Now, for a scientist, this is a somewhat unusual idea to have, because a scientist's job is after all to understand things. Trick is, sometimes you have to do that without referring to the concepts you already know, and that gets difficult. (My personal first moment with this was learning how muscles work. They're very weird. The best analogy I can come up with is that muscle contraction is like rowing, but also like rock climbing.) There is a strong case made here that fungi are for the most part their own epistemological Thing, alien to our lives (unless you pay attention to the earth upon which you walk). Lichen, says Sheldrake, were originally conceptualized as slavery, later as friendship, still later as communities, but in fact - perhaps they are lichen.

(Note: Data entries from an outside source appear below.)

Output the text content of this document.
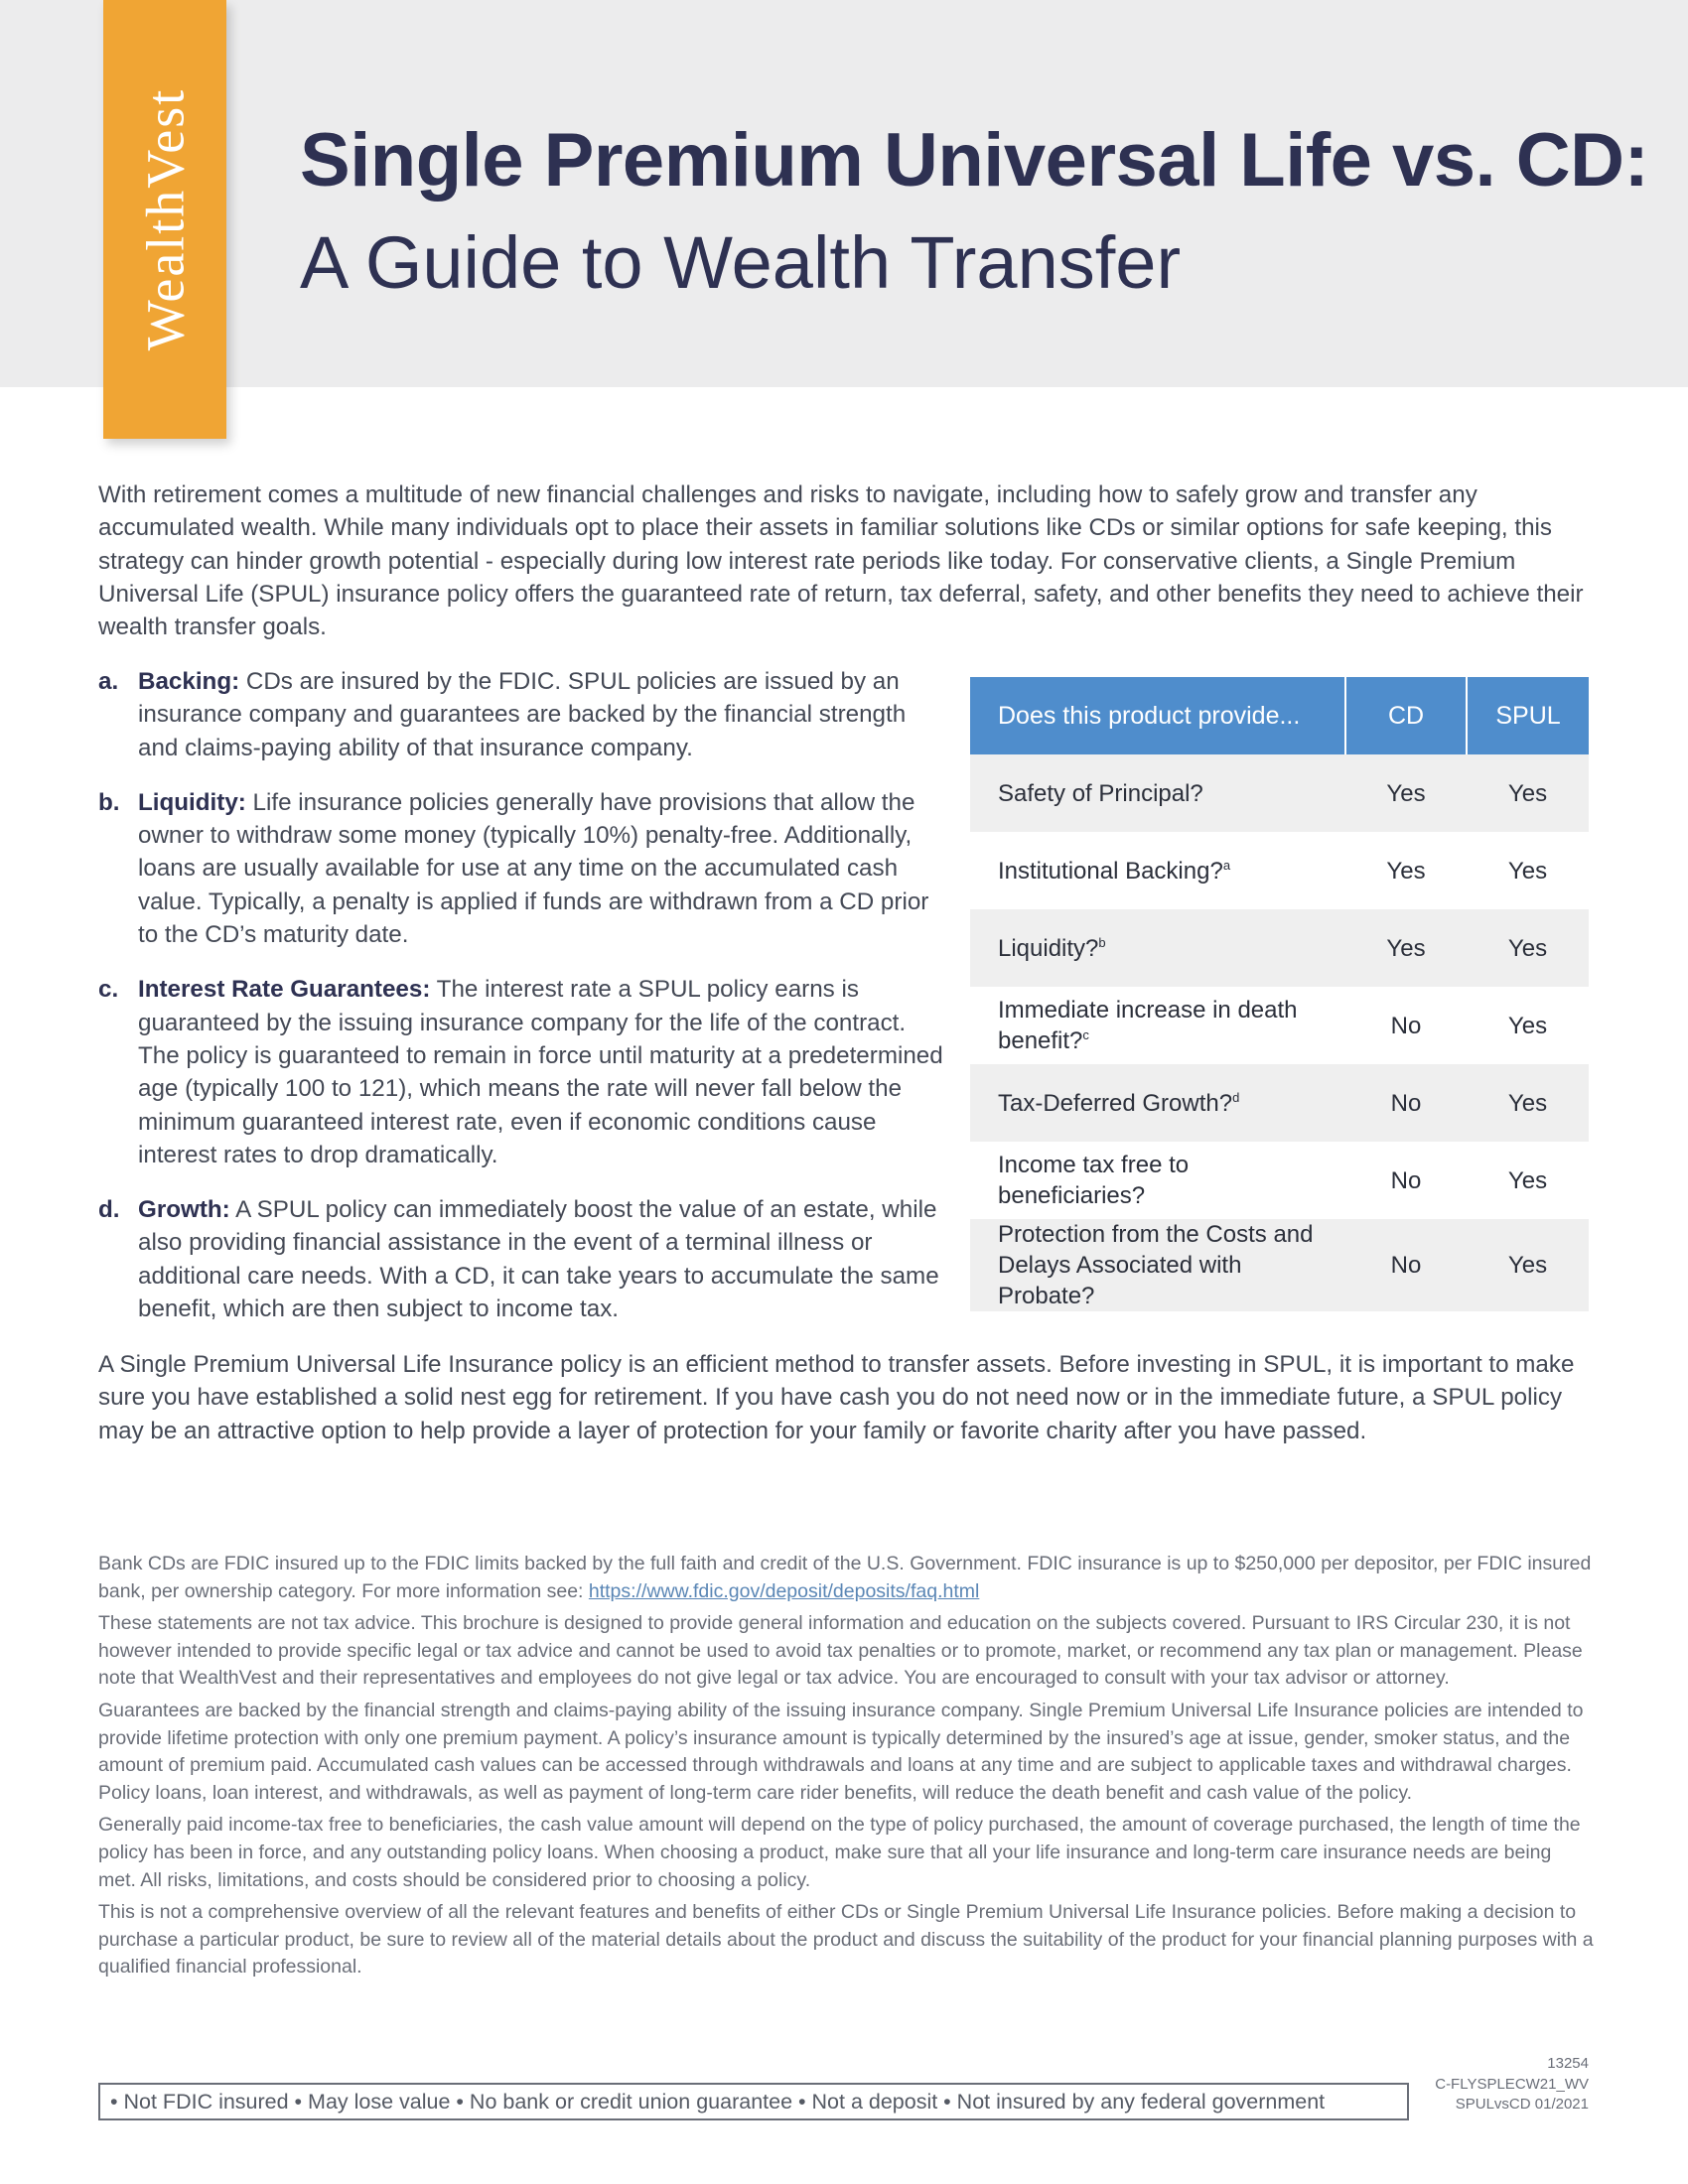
WealthVest Single Premium Universal Life vs. CD:
A Guide to Wealth Transfer

With retirement comes a multitude of new financial challenges and risks to navigate, including how to safely grow and transfer any accumulated wealth. While many individuals opt to place their assets in familiar solutions like CDs or similar options for safe keeping, this strategy can hinder growth potential - especially during low interest rate periods like today. For conservative clients, a Single Premium Universal Life (SPUL) insurance policy offers the guaranteed rate of return, tax deferral, safety, and other benefits they need to achieve their wealth transfer goals.

a. Backing: CDs are insured by the FDIC. SPUL policies are issued by an insurance company and guarantees are backed by the financial strength and claims-paying ability of that insurance company.

b. Liquidity: Life insurance policies generally have provisions that allow the owner to withdraw some money (typically 10%) penalty-free. Additionally, loans are usually available for use at any time on the accumulated cash value. Typically, a penalty is applied if funds are withdrawn from a CD prior to the CD’s maturity date.

c. Interest Rate Guarantees: The interest rate a SPUL policy earns is guaranteed by the issuing insurance company for the life of the contract. The policy is guaranteed to remain in force until maturity at a predetermined age (typically 100 to 121), which means the rate will never fall below the minimum guaranteed interest rate, even if economic conditions cause interest rates to drop dramatically.

d. Growth: A SPUL policy can immediately boost the value of an estate, while also providing financial assistance in the event of a terminal illness or additional care needs. With a CD, it can take years to accumulate the same benefit, which are then subject to income tax.

Does this product provide...	CD	SPUL
Safety of Principal?	Yes	Yes
Institutional Backing?$^a$	Yes	Yes
Liquidity?$^b$	Yes	Yes
Immediate increase in death benefit?$^c$	No	Yes
Tax-Deferred Growth?$^d$	No	Yes
Income tax free to beneficiaries?	No	Yes
Protection from the Costs and Delays Associated with Probate?	No	Yes

A Single Premium Universal Life Insurance policy is an efficient method to transfer assets. Before investing in SPUL, it is important to make sure you have established a solid nest egg for retirement. If you have cash you do not need now or in the immediate future, a SPUL policy may be an attractive option to help provide a layer of protection for your family or favorite charity after you have passed.

Bank CDs are FDIC insured up to the FDIC limits backed by the full faith and credit of the U.S. Government. FDIC insurance is up to $250,000 per depositor, per FDIC insured bank, per ownership category. For more information see: https://www.fdic.gov/deposit/deposits/faq.html

These statements are not tax advice. This brochure is designed to provide general information and education on the subjects covered. Pursuant to IRS Circular 230, it is not however intended to provide specific legal or tax advice and cannot be used to avoid tax penalties or to promote, market, or recommend any tax plan or management. Please note that WealthVest and their representatives and employees do not give legal or tax advice. You are encouraged to consult with your tax advisor or attorney.

Guarantees are backed by the financial strength and claims-paying ability of the issuing insurance company. Single Premium Universal Life Insurance policies are intended to provide lifetime protection with only one premium payment. A policy’s insurance amount is typically determined by the insured’s age at issue, gender, smoker status, and the amount of premium paid. Accumulated cash values can be accessed through withdrawals and loans at any time and are subject to applicable taxes and withdrawal charges. Policy loans, loan interest, and withdrawals, as well as payment of long-term care rider benefits, will reduce the death benefit and cash value of the policy.

Generally paid income-tax free to beneficiaries, the cash value amount will depend on the type of policy purchased, the amount of coverage purchased, the length of time the policy has been in force, and any outstanding policy loans. When choosing a product, make sure that all your life insurance and long-term care insurance needs are being met. All risks, limitations, and costs should be considered prior to choosing a policy.

This is not a comprehensive overview of all the relevant features and benefits of either CDs or Single Premium Universal Life Insurance policies. Before making a decision to purchase a particular product, be sure to review all of the material details about the product and discuss the suitability of the product for your financial planning purposes with a qualified financial professional.

• Not FDIC insured • May lose value • No bank or credit union guarantee • Not a deposit • Not insured by any federal government
13254
C-FLYSPLECW21_WV
SPULvsCD 01/2021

What's really nice about this book is that it blends the hippie dippie enthusiasm of the mushroom lover with some Hard Science Facts. The author is, after all, a professional mycologist, and knows his shit, but without being too try. He'll talk about action potentials and experiments to characterize volatiles, and then segue into some talk of Haraway and Merleau-Ponty. Or just his childhood trips to visit family friend Terence McKenna. Enthusiasm alone would be rambling, unfocused, pointless to read, while science facts would be inscrutable, dull, and hard to read. Not many people can successfully blend both like this.
Oh, and there are illustrations, drawn by the author with ink from a fungus.
A word on the author. I'm pretty big on death of the author, but I want to make an exception. Dude's name is "Merlin". He has a brother named "Cosmo", who makes pretty good music about being a tardigrade. Well: turns out I heard of his dad before him, because Rupert Sheldrake is a pretty notorious pseudoscientist. I'm oversimplifying a bit - he was an actual biochemist at some point - but I've read enough of him to be unimpressed. It is interesting to see the younger Sheldrake show his real scientific rigor while not denying a sense for the mystic.